The only way I was able to do this was to use Windows Environment Variables. You can specify things like connection strings and user preferences in environment variables, and then pick up those environment variables from your SSIS Task.
I prefer to use Server Aliases in the SQL Client Configuration. That way, when you decide to point the package to another SQL Server it is as simple as editing the alias to point to the new server, no editing necessary in the SSIS package. When moving the package to a live server, you need to add the aliases, and it works.
This also helps when you have a real painful naming convention for servers, the alias can be a more descriptive name than the actual machine name.
I didn't actually understand your question completely but I store my connection settings in a configuration files usually one for each environment like dev, production etc. The packages read the connection settings from the config files when they are run.
When you're creating a job to call the SSIS package, and you're setting up the step, there is a tabbed area. The default tab is where you set the package name, and the next tab over is where you can set the configuration file. Have a config file for each package, and change for the server (dev, test, prod). The config file can be put directly on the dev, test, and prod servers, and then point to them when setting up that job.
If u are using SQL Server Package Configuration then all the properties of the packages will come from SQL Server table - Please check that
SSIS security the way it stands is terrible. No one will be able to support things when I am out of the office. The job never reads from the configuration file...I give up. It only works when I edit the string in the Data sources tab. However the password gets lost if you happen to go into the job a second time. Terrible design, absolutely horrible. You would think that when you specify a xml file in the job step it would read the connection string from there that is defined, but it does not. Does this really work for anyone else?
Goto the package properties and set deployment True. This should work for what you have done.
I had the identical question, and got the same answer, i.e. you cannot edit the connection string used for package configurations hosted in SQL Server, except if you specify that the SQL Server connection string should be in an environment variable.
This unfortunately does not work in my dev setup, where two environments are hosted on the same machine. I ended up following Scott Coleman's approach as detailed on SQL Server Central [Free sign-up and a good site]. The trick is that you create a view to store your configuration settings on one central server, and then use the machine that connects to it to determine which environment is active.
I used that approach, but also used the User connecting to the environment to make a determination, because my test and dev setups run on the same SSIS instance, but as different user names. Scott suggests in the comments that the application name should be set, but this cannot be changed in the package execution job step, so it was not an option.
One other caveat that I found was that I had to add "Instead of" triggers to my view to do the inserts, updates and deletes for configuration variables.

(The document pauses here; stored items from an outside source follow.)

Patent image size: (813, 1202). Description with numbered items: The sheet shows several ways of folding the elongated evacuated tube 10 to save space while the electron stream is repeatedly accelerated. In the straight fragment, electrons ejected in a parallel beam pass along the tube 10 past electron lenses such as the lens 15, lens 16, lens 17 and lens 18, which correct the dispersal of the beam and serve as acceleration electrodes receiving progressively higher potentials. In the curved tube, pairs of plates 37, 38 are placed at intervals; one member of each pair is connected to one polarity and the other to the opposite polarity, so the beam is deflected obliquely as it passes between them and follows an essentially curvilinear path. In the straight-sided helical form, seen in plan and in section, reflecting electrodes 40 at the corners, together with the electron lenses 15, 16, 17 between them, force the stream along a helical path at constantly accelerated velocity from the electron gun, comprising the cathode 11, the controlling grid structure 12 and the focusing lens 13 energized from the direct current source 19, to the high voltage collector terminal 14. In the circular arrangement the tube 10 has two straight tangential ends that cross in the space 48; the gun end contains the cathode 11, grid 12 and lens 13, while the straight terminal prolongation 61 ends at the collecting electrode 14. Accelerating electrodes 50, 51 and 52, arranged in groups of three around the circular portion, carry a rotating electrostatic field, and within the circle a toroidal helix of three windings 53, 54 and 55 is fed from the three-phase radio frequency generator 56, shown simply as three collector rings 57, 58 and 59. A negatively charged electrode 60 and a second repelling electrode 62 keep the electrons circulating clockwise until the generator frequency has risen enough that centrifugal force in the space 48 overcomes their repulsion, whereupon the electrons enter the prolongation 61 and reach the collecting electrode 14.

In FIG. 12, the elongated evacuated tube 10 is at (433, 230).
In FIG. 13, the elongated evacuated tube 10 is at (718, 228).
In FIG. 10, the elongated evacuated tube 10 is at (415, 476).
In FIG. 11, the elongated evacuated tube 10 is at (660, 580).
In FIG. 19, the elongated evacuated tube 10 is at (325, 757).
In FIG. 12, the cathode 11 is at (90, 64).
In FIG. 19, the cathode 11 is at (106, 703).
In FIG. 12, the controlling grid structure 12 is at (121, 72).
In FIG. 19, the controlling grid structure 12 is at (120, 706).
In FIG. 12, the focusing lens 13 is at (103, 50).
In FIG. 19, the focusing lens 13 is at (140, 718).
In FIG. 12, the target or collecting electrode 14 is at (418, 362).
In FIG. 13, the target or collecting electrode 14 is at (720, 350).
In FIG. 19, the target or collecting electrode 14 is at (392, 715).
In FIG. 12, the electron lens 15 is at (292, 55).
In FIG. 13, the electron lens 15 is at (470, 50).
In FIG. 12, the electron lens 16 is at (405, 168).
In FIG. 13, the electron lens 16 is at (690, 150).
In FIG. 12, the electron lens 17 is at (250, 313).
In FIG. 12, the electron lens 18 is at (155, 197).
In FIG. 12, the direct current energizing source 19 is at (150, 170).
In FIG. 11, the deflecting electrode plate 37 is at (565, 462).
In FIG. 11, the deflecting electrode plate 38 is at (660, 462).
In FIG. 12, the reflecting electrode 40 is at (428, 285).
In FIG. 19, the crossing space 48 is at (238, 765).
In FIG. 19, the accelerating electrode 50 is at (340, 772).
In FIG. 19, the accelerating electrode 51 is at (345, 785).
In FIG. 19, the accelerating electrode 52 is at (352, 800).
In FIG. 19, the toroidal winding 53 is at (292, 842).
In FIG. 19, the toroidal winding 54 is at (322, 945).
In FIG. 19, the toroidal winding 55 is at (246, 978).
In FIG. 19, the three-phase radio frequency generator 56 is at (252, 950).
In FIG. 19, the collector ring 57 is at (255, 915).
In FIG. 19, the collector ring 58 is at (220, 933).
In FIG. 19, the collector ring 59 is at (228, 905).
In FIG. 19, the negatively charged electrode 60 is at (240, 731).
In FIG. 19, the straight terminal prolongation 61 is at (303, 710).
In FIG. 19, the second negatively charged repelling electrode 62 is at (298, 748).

We want to keep our package configs in a database table, we know it gets backuped with our other data and we know where to find it. Just a preference.
I have found that to get this to work I can use an environment variable configuration to set the connection string of the connection manager that I am reading my package config from. (Although I had to restart the SQL Server agent before it could find the new environment variable. Not ideal when I deploy this to Production)
Looks Like when you run an SSIS package as a step in a scheduled task it works in this order:
Load each of the Package Configs in the order they appear in the Package Configuations Organiser
Set the Connection Strings from the Data sources tab in the Job Step properties of the Scheduled Job
Start running package.
I would have expected the first 2 to be the other way around so that I can set the data source for my package config from the scheduled job. That is where I would expect other people to look for it when maintaining the package.